PHANTOM PAIN CLINIC
Jimei x Arles' Crossover Photography section invites Shen Chen as curator to show the possibilities of photography on movie, fiction, objects, cosmos, architecture and so on.
Curated by Shen Chen
Yoshikatsu Fujii (1979), Hsu Che-Yu (1985), Shen Linghao (1988), Max Sher (1975), Sheida Soleimani (1990), Wang Tuo (1984).
Phantom limb syndrome, coined in 1871 by the American neurologist Silas Weir Mitchell, refers to the sensation of an amputated or missing limb still being attached – the experience of pain, also called “phantom pain”, in an absent limb or a portion of a limb that is no longer there. Phantom pain is physical, yet psychological.
Applying the basic prototype of “Loss/Damage - Pain - Observation - Intervention”, the exhibition Phantom Pain Clinic takes “phantom pain” as a metaphor, surveying the types of different “phantom pains” and attempting to find a cure. The origin of phantom pain can be psychogenic but also an intrinsic stress response to the loss of the organs. It is easy to recognize the loss of a body part, but harder to come to a shattered personality, the loss and erasure of memories, and the damage or division to the social structures.
In the exhibition, artists are also doctors. They uncover and observe different kinds of phantom pains.
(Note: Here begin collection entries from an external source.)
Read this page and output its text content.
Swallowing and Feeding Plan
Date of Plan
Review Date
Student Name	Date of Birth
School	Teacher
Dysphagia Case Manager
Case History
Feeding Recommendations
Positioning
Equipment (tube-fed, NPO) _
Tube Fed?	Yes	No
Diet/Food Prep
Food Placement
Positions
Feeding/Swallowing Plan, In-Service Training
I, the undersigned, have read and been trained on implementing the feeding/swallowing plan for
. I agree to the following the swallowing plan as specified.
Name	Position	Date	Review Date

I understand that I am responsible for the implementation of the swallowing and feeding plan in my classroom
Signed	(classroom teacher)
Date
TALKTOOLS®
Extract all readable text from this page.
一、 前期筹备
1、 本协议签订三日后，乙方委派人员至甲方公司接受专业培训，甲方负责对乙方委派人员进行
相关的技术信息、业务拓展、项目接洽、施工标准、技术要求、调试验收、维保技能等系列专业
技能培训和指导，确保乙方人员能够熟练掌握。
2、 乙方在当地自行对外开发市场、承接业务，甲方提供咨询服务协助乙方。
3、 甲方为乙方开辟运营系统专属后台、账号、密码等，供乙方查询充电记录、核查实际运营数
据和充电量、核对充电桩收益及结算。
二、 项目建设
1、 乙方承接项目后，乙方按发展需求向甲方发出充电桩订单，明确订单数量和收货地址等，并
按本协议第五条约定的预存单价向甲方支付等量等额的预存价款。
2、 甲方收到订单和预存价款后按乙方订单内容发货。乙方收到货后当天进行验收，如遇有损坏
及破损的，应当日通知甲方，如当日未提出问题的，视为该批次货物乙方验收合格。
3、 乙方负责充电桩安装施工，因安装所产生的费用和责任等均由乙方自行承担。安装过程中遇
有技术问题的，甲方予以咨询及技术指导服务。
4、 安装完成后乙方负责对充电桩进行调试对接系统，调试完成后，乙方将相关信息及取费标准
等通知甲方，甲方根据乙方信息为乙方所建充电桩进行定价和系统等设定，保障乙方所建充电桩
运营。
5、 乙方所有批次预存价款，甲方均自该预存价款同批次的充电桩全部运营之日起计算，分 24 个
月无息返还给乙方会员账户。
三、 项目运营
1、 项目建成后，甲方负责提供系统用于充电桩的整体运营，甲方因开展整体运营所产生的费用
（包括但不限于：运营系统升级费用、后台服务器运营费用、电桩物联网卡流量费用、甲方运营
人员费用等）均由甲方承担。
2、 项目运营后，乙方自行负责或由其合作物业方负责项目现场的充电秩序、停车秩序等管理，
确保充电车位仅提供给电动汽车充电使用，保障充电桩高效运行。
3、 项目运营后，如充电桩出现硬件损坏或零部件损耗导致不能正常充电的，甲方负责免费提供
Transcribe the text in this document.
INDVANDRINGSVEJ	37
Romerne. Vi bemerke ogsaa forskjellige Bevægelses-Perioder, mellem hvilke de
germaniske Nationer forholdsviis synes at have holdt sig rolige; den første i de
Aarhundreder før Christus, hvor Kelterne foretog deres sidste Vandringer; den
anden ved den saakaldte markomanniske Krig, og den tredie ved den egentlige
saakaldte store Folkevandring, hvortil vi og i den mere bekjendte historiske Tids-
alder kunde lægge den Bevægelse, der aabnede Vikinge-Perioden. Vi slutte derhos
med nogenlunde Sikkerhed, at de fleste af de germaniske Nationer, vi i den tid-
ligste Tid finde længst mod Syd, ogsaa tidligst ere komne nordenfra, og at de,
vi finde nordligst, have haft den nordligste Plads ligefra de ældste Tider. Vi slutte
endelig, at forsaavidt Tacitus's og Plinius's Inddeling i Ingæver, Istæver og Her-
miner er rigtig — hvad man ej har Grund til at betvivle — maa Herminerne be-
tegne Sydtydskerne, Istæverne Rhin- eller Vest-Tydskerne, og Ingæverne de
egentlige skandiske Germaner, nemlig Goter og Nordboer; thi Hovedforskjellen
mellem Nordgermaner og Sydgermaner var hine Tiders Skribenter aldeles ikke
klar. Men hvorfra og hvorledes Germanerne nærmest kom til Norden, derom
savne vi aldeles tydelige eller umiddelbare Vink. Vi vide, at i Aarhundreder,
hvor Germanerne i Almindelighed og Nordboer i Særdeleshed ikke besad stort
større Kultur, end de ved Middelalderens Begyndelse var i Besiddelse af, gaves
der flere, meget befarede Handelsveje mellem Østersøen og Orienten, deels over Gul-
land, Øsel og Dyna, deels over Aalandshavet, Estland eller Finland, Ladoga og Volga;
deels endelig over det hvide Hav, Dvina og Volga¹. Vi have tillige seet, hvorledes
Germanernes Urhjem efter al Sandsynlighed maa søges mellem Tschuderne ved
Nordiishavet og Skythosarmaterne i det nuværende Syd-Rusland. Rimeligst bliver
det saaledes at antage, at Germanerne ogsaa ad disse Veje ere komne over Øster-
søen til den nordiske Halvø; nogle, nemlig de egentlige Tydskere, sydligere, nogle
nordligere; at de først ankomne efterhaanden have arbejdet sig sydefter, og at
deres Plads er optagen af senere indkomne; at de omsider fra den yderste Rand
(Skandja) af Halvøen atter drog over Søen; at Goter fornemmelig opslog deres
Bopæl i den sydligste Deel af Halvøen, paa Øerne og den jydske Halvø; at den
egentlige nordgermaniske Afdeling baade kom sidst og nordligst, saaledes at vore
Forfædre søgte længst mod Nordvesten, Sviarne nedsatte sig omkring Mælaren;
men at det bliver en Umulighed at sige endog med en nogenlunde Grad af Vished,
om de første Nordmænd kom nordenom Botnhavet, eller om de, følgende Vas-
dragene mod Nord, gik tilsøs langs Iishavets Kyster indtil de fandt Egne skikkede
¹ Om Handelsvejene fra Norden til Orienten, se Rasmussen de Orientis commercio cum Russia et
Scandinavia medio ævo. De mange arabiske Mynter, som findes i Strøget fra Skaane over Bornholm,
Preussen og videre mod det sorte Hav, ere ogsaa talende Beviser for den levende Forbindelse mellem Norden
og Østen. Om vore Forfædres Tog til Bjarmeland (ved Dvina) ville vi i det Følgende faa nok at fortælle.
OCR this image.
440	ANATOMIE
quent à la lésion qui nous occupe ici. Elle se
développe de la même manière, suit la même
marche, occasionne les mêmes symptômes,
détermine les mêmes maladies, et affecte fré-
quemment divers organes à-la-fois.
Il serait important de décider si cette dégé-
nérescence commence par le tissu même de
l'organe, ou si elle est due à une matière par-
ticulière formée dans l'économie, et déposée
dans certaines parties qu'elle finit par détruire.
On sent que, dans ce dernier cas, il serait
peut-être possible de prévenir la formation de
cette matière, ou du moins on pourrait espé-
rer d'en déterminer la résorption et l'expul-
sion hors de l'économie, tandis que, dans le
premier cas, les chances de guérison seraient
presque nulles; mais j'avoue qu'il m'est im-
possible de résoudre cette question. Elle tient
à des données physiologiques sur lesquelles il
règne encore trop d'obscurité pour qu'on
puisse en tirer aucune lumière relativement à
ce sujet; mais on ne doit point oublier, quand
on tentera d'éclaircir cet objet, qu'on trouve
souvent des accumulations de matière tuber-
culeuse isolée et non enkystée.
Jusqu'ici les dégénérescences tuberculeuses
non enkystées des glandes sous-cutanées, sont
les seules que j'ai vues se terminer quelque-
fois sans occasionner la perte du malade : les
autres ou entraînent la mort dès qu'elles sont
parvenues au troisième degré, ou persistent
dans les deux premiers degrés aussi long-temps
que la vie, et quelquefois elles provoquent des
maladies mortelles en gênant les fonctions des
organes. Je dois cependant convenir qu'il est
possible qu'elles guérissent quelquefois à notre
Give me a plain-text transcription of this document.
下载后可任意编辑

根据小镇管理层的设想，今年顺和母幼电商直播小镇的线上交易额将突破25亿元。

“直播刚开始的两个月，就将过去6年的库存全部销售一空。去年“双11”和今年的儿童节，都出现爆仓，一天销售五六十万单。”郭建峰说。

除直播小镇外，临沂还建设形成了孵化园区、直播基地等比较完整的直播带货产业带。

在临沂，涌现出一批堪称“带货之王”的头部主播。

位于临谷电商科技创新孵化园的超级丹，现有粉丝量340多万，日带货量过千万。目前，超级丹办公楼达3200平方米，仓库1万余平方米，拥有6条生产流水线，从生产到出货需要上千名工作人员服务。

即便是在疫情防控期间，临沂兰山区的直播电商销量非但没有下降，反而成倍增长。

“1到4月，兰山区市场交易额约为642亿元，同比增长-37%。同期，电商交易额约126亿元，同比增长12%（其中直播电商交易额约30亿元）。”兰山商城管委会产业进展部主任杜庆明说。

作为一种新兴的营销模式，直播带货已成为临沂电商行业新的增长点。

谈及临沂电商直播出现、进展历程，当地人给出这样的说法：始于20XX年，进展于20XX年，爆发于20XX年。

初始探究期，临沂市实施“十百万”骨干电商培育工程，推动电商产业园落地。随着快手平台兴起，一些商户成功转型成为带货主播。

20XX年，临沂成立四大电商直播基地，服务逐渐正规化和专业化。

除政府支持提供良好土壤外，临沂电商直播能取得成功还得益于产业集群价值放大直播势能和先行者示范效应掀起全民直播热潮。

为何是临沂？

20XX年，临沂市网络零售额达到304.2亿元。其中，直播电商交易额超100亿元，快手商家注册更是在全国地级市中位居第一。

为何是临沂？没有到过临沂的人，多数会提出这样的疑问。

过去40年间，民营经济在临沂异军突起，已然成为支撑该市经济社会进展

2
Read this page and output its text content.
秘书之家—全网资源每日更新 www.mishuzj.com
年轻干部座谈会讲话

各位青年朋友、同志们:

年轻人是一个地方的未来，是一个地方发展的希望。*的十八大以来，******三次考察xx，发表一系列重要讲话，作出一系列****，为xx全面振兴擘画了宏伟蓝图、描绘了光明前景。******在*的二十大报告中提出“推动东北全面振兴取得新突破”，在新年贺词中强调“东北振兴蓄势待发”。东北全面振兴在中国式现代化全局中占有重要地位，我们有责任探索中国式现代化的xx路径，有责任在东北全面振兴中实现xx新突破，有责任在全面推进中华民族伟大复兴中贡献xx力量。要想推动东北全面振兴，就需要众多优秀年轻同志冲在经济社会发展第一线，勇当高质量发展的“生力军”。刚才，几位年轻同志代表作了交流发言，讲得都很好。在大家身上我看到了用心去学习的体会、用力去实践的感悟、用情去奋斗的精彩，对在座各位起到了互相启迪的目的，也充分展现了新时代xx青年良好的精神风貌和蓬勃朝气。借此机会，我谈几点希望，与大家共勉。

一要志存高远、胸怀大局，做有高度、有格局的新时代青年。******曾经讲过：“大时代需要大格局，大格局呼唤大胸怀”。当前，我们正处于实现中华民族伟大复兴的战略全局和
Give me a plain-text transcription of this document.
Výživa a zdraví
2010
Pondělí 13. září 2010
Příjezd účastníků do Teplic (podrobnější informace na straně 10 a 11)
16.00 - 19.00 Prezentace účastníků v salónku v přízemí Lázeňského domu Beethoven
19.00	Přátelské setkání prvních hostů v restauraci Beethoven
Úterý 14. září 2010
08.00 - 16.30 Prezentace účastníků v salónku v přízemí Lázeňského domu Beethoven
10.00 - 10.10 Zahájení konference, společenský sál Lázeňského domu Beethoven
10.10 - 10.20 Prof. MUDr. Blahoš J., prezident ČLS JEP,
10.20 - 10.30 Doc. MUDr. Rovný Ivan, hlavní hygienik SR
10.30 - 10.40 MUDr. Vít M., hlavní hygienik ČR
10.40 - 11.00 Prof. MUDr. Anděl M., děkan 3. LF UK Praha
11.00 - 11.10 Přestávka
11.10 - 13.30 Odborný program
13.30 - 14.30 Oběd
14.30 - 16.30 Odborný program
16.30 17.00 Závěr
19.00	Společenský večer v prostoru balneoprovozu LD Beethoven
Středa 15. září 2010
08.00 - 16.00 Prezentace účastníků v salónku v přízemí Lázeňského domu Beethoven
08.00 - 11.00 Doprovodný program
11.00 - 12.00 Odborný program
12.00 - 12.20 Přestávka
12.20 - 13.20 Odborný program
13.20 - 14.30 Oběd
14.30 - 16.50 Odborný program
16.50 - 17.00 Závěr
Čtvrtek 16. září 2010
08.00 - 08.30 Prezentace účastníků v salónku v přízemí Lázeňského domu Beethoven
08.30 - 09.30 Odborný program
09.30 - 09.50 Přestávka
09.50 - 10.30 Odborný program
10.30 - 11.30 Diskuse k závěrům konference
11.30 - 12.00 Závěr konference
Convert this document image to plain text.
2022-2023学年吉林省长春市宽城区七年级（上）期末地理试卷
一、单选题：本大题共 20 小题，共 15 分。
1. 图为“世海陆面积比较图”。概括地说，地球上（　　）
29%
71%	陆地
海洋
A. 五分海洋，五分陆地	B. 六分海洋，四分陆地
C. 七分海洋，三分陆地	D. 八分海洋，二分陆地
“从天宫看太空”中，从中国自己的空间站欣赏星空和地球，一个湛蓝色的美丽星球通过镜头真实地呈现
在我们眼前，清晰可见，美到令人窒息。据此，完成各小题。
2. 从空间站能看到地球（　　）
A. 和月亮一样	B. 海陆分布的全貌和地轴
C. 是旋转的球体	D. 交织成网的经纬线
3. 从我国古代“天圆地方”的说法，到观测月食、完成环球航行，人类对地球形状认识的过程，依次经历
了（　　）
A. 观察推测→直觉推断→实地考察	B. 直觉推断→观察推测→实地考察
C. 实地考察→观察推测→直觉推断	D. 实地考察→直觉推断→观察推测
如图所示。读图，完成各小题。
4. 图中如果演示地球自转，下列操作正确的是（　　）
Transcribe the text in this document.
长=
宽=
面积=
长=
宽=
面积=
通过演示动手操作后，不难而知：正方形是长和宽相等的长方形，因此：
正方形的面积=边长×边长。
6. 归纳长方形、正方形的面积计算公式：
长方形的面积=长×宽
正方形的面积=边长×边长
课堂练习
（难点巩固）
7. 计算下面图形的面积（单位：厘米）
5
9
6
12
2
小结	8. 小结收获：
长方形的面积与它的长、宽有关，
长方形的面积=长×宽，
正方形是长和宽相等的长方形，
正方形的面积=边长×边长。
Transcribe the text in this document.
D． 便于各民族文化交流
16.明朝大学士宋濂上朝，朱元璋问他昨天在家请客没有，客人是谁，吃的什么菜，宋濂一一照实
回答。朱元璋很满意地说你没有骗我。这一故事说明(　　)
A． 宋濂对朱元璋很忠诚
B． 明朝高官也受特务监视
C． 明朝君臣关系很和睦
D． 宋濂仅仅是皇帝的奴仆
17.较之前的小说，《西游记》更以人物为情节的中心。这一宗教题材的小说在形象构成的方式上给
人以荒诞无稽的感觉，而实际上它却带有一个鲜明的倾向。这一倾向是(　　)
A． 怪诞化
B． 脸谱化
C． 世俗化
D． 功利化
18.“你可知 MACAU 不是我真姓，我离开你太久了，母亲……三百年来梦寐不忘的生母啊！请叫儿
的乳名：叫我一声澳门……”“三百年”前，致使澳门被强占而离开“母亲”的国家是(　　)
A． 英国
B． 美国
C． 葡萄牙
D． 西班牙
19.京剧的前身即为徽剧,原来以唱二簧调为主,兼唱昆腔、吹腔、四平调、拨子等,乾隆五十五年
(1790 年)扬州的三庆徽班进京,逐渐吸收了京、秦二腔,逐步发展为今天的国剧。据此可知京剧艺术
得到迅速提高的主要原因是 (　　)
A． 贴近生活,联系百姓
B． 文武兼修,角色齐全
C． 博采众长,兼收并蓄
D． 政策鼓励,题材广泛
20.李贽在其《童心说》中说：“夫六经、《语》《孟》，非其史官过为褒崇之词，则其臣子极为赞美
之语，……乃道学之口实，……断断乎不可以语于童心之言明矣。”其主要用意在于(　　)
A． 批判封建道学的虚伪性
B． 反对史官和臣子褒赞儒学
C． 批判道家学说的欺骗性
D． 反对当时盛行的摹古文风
In Hiroshima Graph – Rabbits Abandon Their Children, Yoshikatsu Fujii put his focus on Okunoshima, Hiroshima Prefecture. 72 years after World War II. Okunoshima, also known as “Rabbit Island,” is now a peaceful and enjoyable resort destination, but its years under the name “Poison Gas Island” during World War II rest just under the surface. The works - flashing back to ordinary island scenes, weaving in the archival images and text as poison gas production evidence - try to pass on the truth about an almost forgotten history of suffering.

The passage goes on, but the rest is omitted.